Children murdered in an elementary school classroom — and another mass shooting this week at a hospital in Tulsa. It seems to be a daily occurrence.

And this is all on top of the questions we carry about our loved ones.

How we’ll keep going after losing a loved one.

Wondering if we’ll ever feel like ourselves again.

Will we find the one? Will there be any end to this anxiety, this sadness, this fear?

What does this mean?

And this is why we need today. Because on this day, we remember who we are and what we’re about. God is asking us the same question: “What does this mean?” And by this, God’s talking about this. About the church.

Because on Pentecost Sunday, the birthday of the church, we are reminded that the story of the sending of the Spirit upon the gathered community isn’t just a story that happened generations ago, but it is still happening now. Amidst the weariness of the world and the heaviness of our hearts, today is a reminder that God is still with us and the empowering Spirit of Jesus is still active among us — the body of Christ here in our neighborhoods, our communities, our workplaces, our schools, and our world.

Today, we remember that we don’t just get together once a week so we can sing and say a few words and have a snack and then go back home as if nothing ever happened. It makes me think of the words of my pastor friend, Jerry, who says all the time, “Look, Jesus never said, ‘Y’all get together once a week and tell me how great I am.’ No, he says, ‘If someone’s hungry, feed them. If someone’s thirsty, give them something to drink. If someone is sick, be a healing presence. If someone needs a coat, give it to them. If someone’s outcast or marginalized, cross those boundaries to be with them.’” This is our mission. This is what we’re about.


About once a year, I have the privilege of teaching a course on the mission of the church to aspiring pastors. And there’s this great quotation I use every time I teach by a theologian named Christopher Wright. And he says this:

“The church doesn’t have a mission. God’s mission has a church.”

And this is why we need today. This is “what this means.” We sing and pray and hear scripture and receive Holy Communion because, when the Spirit gets involved in all of it, it transforms us. And not only does it transform us, but it sends us into the world as a changed people. We’re sent in love with love for love.

That’s what this means. And as I’ve been sitting this week with the weariness of the world and the heaviness of so many hearts — my own included — it feels like Pentecost couldn’t be more perfectly timed.

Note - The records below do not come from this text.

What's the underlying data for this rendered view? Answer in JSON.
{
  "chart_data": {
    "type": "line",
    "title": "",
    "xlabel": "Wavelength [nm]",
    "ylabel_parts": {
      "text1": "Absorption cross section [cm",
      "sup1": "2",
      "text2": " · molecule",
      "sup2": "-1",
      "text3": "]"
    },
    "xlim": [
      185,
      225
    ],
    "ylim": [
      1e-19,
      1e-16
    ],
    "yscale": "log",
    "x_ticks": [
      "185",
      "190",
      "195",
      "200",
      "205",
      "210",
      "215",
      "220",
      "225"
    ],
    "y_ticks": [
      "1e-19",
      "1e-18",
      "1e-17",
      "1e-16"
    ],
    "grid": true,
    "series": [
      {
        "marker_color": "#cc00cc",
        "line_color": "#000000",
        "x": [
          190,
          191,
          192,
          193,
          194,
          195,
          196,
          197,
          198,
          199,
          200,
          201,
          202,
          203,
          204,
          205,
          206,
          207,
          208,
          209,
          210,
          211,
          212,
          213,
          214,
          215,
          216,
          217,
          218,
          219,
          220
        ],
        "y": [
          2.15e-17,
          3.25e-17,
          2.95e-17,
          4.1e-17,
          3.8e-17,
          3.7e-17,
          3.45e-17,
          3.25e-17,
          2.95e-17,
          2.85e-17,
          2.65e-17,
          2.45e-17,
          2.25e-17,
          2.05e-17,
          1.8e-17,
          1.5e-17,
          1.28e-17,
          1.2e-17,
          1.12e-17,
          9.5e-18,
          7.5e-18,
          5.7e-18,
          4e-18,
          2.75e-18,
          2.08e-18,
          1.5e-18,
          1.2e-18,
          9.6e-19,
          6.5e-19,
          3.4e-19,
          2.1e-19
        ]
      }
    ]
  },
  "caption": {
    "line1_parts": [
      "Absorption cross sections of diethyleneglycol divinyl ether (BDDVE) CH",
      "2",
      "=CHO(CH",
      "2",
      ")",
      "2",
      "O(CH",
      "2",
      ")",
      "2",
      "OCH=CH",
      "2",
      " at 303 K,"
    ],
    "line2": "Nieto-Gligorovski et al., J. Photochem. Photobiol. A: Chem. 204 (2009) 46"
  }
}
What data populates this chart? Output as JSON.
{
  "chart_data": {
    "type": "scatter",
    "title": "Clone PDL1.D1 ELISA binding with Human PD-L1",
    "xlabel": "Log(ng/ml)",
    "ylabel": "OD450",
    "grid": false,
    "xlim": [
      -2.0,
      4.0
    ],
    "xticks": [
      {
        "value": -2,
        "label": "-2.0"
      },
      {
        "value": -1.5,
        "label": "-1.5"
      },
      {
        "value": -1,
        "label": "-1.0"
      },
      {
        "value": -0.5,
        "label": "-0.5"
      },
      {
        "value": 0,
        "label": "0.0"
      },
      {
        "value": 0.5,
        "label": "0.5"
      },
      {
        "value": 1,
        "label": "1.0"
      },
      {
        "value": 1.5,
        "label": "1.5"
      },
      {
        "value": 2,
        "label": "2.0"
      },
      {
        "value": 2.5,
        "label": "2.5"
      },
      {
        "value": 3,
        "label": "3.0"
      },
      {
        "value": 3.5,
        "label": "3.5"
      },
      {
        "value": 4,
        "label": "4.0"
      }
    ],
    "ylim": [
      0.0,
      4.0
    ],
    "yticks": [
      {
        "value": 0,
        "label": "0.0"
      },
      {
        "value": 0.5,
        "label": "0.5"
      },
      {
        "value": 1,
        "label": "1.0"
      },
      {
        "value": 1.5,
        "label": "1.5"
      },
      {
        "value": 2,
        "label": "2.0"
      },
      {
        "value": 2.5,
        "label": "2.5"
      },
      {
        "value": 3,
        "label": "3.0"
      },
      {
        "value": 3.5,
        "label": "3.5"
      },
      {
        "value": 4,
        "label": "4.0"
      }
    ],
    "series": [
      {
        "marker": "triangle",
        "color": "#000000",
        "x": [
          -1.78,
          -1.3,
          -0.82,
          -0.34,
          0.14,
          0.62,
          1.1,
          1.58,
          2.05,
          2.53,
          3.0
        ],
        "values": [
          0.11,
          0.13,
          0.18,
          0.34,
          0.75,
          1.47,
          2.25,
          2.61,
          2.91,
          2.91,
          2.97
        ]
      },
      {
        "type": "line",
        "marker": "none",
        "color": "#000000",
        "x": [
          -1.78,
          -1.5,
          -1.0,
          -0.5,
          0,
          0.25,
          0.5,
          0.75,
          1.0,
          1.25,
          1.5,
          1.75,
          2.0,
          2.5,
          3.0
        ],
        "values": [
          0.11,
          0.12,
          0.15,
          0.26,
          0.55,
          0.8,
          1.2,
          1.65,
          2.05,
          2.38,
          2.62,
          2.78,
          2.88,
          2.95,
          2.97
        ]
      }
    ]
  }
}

Because God does have a mission: Where swords are beaten into plowshares. Where the lion and the lamb lie together. Where there is unity and justice and peace. Where every tear is wiped from every eye. Where every belly is full. Where all have enough. Where the land is stewarded and cared for — not plundered and exploited. Where each and every child of God has belonging and is honored, beloved, and knows it and claims it. Where no one is lonely. And where kids can sleep and play and learn in peace and their parents without fear.

God has a mission. And God’s mission has a church. God’s mission has a your name here. God’s mission has us together as The Local Church.

So today, on this Pentecost Sunday, may the Spirit fill you and empower you to be sent in mission — to love where you are.